Under the realignment recommendations, the salary for a direct care trainee in Mississippi would increase to $18,283 and the salary of a direct care worker would be $20,020, an increase of $2,384 and $2,614, respectively.
Training is costly
Training new employees is expensive, too. The Department of Mental Health estimates that turnover costs the department between $2,300 and $2,600 per employee.
Turnover also takes a toll on the quality of care the agency is able to provide its patients, according to Angela Dupree, director of nursing at Jaquith Nursing Home at Mississippi State Hospital.
“One of the biggest problems with turnover is that once (direct care workers) make a connection with the patient, they leave. So many of our residents have dementia and when that bond is broken, lots of times you can’t get those residents back, you may never get that resident back again,” Dupree said.
“These are people who forget their families. But our (direct care workers) are here every day,” she said. “They connect with them, it may be that they smell like their mother did 100 years ago, but it’s familiar.”
Few quality candidates
The low salaries also whittle down the quality of people willing to apply for the position, according to Chastain and Dupree. Because direct care workers deal with patients who are often emotionally volatile, it can be a stressful position that Chandler said requires “a mature temperament.”
“Based on the salary, we don’t get high-quality trainees because a high-quality person will generally be someone with a family and they can’t make it on this salary,” Dupree said.
In fact, Dupree said that 60 to 70 percent of the direct care workers and certified nursing assistants that she supervises, most of whom are full-time employees, work a second or even third job to make ends meet. This statistic was repeated during Wednesday’s budget sessions by Wendy Bailey, director of public information at the Department of Mental Health.
The Department of Health is facing similar issues with the nurses and nurse practitioners on staff, according to Mary Currier, the state health officer. In the absence of an increase in funds, she said, it might be prudent for the department to increase salaries so they could hire a smaller number of high-qualified employees.
Speaker of the House Philip Gunn seized on this idea during Wednesday’s sessions.
“I wonder, then, could one good person do the job of three average people?” Gunn asked.
“Yes, sir. Well, maybe two (people),” Currier said.

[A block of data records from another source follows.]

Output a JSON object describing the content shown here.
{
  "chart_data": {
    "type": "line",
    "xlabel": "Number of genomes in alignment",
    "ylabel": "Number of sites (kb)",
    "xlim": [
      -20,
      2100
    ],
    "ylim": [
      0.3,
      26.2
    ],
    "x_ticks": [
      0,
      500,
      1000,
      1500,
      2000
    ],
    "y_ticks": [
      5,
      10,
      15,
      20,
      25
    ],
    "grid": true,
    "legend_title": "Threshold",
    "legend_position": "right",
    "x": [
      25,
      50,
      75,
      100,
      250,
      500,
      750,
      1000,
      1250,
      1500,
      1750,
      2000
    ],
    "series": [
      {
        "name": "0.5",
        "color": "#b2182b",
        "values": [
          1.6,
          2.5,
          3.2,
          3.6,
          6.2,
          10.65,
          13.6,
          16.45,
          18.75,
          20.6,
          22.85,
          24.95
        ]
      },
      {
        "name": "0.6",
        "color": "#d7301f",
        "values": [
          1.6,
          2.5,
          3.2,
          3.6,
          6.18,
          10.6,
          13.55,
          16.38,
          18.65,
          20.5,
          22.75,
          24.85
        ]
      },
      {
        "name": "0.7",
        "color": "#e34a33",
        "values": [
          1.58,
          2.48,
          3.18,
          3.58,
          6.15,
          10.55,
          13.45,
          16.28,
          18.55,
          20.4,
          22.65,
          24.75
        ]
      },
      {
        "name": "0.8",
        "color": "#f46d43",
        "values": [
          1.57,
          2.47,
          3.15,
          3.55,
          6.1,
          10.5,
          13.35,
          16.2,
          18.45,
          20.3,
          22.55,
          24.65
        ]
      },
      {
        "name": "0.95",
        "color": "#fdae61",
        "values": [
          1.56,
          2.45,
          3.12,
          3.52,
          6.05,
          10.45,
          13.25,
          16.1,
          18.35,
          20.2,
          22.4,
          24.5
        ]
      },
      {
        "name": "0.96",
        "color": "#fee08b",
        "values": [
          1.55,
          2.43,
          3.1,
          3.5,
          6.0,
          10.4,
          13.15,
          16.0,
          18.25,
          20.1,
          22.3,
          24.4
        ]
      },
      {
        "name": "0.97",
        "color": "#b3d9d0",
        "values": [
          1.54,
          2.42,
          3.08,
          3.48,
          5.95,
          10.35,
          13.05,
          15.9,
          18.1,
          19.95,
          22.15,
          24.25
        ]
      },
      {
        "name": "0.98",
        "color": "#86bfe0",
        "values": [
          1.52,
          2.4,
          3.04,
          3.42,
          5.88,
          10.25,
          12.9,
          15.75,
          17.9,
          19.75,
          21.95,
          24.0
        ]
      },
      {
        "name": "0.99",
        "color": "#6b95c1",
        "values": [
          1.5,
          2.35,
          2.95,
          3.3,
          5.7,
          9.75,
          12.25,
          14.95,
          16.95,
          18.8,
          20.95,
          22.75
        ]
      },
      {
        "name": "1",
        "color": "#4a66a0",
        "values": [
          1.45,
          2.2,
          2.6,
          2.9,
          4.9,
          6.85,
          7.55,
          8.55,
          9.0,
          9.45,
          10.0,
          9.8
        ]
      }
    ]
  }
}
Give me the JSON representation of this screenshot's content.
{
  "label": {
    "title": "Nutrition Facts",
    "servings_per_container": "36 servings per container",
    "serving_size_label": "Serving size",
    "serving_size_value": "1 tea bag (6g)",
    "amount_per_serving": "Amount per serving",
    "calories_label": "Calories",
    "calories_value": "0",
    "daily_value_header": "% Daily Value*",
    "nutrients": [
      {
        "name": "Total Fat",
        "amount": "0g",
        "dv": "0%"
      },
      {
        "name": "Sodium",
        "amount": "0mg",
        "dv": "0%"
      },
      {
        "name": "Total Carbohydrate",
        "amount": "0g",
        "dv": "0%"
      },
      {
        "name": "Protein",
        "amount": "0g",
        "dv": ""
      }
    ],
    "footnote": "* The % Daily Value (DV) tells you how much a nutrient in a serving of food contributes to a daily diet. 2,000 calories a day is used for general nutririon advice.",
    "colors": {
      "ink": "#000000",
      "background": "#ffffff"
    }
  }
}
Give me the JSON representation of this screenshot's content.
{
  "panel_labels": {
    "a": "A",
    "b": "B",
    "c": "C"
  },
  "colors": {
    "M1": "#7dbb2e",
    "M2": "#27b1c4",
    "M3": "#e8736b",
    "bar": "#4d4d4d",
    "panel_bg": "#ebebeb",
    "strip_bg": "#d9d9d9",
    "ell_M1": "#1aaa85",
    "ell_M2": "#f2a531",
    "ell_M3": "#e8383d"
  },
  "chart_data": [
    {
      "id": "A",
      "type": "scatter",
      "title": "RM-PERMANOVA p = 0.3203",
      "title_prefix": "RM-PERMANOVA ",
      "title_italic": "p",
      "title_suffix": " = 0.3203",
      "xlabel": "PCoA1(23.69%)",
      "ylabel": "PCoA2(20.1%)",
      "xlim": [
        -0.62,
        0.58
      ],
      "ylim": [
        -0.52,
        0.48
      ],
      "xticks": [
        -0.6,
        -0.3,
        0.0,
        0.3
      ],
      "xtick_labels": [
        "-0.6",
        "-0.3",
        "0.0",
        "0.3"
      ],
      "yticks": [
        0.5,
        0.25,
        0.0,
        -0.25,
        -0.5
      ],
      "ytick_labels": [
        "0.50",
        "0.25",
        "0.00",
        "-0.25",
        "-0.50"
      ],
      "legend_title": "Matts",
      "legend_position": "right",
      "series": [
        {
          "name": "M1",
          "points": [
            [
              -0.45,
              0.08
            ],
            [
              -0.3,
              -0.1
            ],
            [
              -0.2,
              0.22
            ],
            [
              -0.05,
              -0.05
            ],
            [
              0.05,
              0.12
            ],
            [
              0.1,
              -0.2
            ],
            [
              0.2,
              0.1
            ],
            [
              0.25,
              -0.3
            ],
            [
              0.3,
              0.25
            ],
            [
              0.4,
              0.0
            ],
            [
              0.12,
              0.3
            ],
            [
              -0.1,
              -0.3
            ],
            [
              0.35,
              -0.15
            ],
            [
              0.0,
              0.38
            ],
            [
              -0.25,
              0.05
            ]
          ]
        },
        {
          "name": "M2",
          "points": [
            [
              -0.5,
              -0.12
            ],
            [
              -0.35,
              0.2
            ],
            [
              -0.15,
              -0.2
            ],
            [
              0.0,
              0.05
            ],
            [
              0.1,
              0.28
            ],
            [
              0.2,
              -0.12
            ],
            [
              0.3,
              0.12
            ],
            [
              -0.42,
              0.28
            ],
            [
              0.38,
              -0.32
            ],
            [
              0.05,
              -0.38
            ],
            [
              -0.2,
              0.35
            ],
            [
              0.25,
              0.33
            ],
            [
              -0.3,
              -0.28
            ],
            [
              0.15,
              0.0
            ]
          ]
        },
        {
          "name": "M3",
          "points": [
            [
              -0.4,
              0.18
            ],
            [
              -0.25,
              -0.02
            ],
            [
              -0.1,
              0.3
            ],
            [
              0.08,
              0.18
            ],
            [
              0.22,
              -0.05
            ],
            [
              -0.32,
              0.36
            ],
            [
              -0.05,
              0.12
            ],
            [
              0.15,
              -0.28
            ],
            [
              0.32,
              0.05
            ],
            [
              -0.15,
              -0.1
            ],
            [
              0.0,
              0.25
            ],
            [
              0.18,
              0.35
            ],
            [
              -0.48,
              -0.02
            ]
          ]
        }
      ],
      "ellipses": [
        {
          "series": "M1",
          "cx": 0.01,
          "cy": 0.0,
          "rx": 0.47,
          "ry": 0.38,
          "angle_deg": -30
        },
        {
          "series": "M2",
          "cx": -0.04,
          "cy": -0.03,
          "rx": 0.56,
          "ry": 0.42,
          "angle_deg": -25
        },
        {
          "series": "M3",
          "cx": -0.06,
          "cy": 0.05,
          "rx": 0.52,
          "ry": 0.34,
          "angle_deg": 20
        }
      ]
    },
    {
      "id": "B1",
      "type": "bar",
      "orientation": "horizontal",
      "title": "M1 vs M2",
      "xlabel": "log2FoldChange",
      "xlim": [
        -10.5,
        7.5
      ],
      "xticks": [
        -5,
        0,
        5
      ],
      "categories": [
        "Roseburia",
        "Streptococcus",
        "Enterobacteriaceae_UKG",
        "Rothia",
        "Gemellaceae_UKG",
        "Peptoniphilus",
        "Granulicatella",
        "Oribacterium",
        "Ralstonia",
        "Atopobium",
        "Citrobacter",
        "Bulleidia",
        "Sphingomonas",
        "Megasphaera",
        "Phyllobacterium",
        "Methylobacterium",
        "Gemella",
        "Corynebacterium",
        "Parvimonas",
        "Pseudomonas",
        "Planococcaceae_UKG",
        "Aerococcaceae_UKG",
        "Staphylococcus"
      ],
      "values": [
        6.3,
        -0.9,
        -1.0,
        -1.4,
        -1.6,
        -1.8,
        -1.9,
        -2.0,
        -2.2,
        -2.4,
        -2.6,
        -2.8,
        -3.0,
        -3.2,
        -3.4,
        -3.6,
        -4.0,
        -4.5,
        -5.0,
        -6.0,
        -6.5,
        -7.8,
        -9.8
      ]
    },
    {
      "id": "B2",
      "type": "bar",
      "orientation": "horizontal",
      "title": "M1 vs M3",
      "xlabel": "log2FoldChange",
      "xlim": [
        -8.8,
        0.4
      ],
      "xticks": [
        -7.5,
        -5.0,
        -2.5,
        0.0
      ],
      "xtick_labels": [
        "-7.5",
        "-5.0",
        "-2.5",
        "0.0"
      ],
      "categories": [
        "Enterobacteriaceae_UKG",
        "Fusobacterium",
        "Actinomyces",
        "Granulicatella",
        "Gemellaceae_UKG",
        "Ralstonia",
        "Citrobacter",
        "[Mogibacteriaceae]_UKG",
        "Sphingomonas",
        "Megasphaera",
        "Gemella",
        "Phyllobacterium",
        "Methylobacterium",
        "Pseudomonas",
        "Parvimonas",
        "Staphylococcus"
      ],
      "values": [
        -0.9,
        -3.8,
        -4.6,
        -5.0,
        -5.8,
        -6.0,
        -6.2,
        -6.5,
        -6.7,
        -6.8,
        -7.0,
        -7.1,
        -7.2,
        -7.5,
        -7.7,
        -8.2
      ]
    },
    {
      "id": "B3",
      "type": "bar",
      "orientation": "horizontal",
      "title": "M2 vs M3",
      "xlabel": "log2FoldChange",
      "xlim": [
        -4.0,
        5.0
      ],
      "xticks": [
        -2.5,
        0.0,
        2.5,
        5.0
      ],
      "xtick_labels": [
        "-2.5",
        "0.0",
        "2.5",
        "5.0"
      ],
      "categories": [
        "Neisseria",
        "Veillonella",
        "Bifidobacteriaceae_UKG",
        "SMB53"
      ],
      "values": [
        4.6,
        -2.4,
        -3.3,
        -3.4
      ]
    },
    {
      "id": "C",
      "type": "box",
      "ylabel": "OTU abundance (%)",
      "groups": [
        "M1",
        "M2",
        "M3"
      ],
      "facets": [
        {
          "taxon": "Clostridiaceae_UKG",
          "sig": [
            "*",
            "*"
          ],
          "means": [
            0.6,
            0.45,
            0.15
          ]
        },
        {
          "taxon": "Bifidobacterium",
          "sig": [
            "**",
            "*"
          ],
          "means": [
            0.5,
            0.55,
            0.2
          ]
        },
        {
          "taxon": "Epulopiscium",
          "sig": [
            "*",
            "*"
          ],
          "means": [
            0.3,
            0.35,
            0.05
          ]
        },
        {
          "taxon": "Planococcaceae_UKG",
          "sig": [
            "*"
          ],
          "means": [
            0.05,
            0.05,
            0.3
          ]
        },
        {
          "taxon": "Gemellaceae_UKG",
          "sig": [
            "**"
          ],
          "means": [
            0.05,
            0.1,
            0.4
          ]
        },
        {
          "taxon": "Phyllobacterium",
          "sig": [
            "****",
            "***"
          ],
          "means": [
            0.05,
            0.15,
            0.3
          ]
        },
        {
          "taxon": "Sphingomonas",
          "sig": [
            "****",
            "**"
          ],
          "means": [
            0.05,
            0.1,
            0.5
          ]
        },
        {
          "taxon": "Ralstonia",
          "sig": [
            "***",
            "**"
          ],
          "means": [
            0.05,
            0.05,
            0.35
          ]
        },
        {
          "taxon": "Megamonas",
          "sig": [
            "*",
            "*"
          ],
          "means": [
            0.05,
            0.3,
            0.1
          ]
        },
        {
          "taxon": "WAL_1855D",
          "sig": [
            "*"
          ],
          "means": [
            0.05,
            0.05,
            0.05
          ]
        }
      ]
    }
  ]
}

“If we had a better range of salaries for the employees? That would definitely help. Again part of the issue is funding. … The problem is almost everyone who works for the health department is paid at a very low level, so you have to look at every category,” Currier said.
Talks between the legislative work groups and the Department of Human Services and Child Protective Services also hinged on making salaries competitive.
John Davis, executive director of the Department of Human Services, said that his department’s 13 percent attrition rate was due in part to low wages, compared with the private sector.
“You also have millennials coming in and they’re staying a year or two and then moving on,” Davis said. “That’s not putting them down. Our salaries, they’re not as high as you’d get in the private sector.”
Child Protective Services, which had asked the Legislature to direct more money to increasing salaries in the department, said the effort had paid off.
“We asked the Legislature to give us funds so we could pay salaries that were competitive, and that’s what we’re paying,” said David Chandler, commissioner of Child Protective Services. “Now you know it is a difficult kind of work, so some people are probably just not going to last, but I think the pay is fair.”
So far the department has filled 237 of the 285 new positions they had targeted for the end of the year, according to Kristi Plotner, deputy commissioner for Child Protective services.
“So we’re ahead of schedule,” Plotner said.